Most of the large firms, says Tomisson, tend to specialise in a particular manufacturing process, such as Kanban, Kaizen or JIT and/or focus on a particular industry, with an offering which covers other elements of the business process such as marketing. Ernst & Young, for example, focuses on aerospace & defence, automotive, pharmaceutical and product development in industrial heavy engineering.

“Consultancies want people with experience in certain industry sectors like automotive and many of the process industries like pharmaceuticals and chemicals, plus a couple of years consulting knowledge,” says Tomisson.

Some also want experience of MRP11 systems implementation. “A Masters degree or Chartered Engineer qualification is also helpful – giving you added credibility when talking to senior managers and directors at client companies.”

He advises consultants looking to move to make sure that the consultancy in view has established a track record in the manufacturing area. “Ask to meet people in the practice group who are at a similar level. Satisfy yourself that the consultancy is committed to the area, in terms of growth, business plans and so on.”

You must also convince a potential employer that you are moving for the right reasons. “There may be initial cynicism that you can’t cut it in the consultancy you are working for,” he says. “But perhaps there is a lack of investment, direction or commitment to your area from your employer; or it doesn’t have enough of a track record and you want to go to a firm with leading-edge methodologies.”
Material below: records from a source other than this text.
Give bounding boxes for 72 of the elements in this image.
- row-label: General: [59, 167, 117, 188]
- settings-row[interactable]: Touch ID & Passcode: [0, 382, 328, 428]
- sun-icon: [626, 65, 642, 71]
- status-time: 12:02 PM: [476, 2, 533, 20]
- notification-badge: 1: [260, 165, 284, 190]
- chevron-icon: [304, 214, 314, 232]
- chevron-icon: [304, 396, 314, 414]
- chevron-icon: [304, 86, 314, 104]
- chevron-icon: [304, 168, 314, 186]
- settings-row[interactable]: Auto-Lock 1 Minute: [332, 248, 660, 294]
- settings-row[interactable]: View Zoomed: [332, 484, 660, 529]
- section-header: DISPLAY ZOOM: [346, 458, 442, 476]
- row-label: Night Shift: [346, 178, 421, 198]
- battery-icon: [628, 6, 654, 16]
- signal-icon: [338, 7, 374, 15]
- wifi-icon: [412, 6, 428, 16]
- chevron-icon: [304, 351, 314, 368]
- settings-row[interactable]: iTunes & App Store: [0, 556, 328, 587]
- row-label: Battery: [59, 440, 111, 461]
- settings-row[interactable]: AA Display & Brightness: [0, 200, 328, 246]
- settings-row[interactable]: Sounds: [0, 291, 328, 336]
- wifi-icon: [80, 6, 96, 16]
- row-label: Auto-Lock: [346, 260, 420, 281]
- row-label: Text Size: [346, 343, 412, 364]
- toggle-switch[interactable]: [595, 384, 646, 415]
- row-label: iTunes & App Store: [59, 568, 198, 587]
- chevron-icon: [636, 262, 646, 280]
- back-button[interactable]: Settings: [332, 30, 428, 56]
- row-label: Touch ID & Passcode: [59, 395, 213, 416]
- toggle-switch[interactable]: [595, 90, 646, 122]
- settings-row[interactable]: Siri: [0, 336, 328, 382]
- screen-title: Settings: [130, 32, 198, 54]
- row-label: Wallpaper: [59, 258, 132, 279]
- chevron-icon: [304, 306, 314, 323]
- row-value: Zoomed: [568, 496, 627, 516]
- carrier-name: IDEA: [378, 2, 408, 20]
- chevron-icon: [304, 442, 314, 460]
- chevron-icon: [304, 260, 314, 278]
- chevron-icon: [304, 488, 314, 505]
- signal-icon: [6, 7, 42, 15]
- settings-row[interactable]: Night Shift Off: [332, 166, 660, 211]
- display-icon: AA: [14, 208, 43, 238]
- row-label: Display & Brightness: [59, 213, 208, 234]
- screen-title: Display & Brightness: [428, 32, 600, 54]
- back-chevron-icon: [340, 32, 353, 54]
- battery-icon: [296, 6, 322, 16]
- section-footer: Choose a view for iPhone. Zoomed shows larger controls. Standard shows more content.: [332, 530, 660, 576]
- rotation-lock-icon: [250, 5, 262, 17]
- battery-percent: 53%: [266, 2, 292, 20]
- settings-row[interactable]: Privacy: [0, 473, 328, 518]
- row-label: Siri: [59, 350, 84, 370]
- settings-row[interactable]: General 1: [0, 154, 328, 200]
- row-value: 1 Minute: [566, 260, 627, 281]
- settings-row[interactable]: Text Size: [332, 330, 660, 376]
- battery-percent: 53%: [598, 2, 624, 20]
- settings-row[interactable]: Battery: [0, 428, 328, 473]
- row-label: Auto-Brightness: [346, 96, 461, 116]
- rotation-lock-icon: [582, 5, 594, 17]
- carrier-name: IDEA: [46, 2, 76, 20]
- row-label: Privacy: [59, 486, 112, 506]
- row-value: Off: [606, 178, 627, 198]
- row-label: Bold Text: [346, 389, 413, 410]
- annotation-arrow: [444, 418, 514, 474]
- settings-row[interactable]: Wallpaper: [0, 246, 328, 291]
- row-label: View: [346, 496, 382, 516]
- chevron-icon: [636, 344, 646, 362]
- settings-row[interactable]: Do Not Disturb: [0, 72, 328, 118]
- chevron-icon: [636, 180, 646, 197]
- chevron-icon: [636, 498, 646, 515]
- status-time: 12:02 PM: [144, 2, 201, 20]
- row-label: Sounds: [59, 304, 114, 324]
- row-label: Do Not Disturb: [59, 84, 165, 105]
A Big Six consultant in his early 30s with two to three years’ experience will be earning around #45K to #50K, says Tomisson, while a managing consultant with five years’ experience will probably be on about #80K. Salaries at smaller, more specialised firms would generally be about 10 to 15 per cent lower, he adds.

But a move from one of the big consultancies to a smaller niche operator is an option to be considered, says Tomisson.

Grant Richie recently moved from KPMG to Stirling-based Frontline Management Consultants. “I wanted to work in a smaller, more autonomous environment – the work was more hands-on and much more operational, dealing with a larger range of clients,” he says.

“A lot of my colleagues at KPMG were going into very tight niches, perhaps with the same client for 18 months to two years. Now I’m doing a much greater variety of smaller jobs.”

The work is not as glamorous or high-profile, he says, and it can be quite disruptive to the working day, in terms of handling three or four clients at one time, but “I wanted to do management consultancy rather than project management”. His work now ranges from business process consultancy to top team building, organisational review to assessing the economic impact of government initiatives on small and medium enterprises (SMEs).

Before Richie’s move, he took an interim directorship with a client, to oversee a turnaround strategy. When it was over KPMG offered to re-employ him but he opted for Frontline instead. Says Tomisson: a move to industry, perhaps to lead a change management project, is an option but it can be risky. “What you have to think about is what happens at the end of it.”

So whether you plan to move to another consultancy small or large or take up a job within industry, the secret is to do your homework. Adds Tomisson: “You have got to ask the right questions – and you must have good reasons for your move.”

Mary Huntington is a freelance journalist.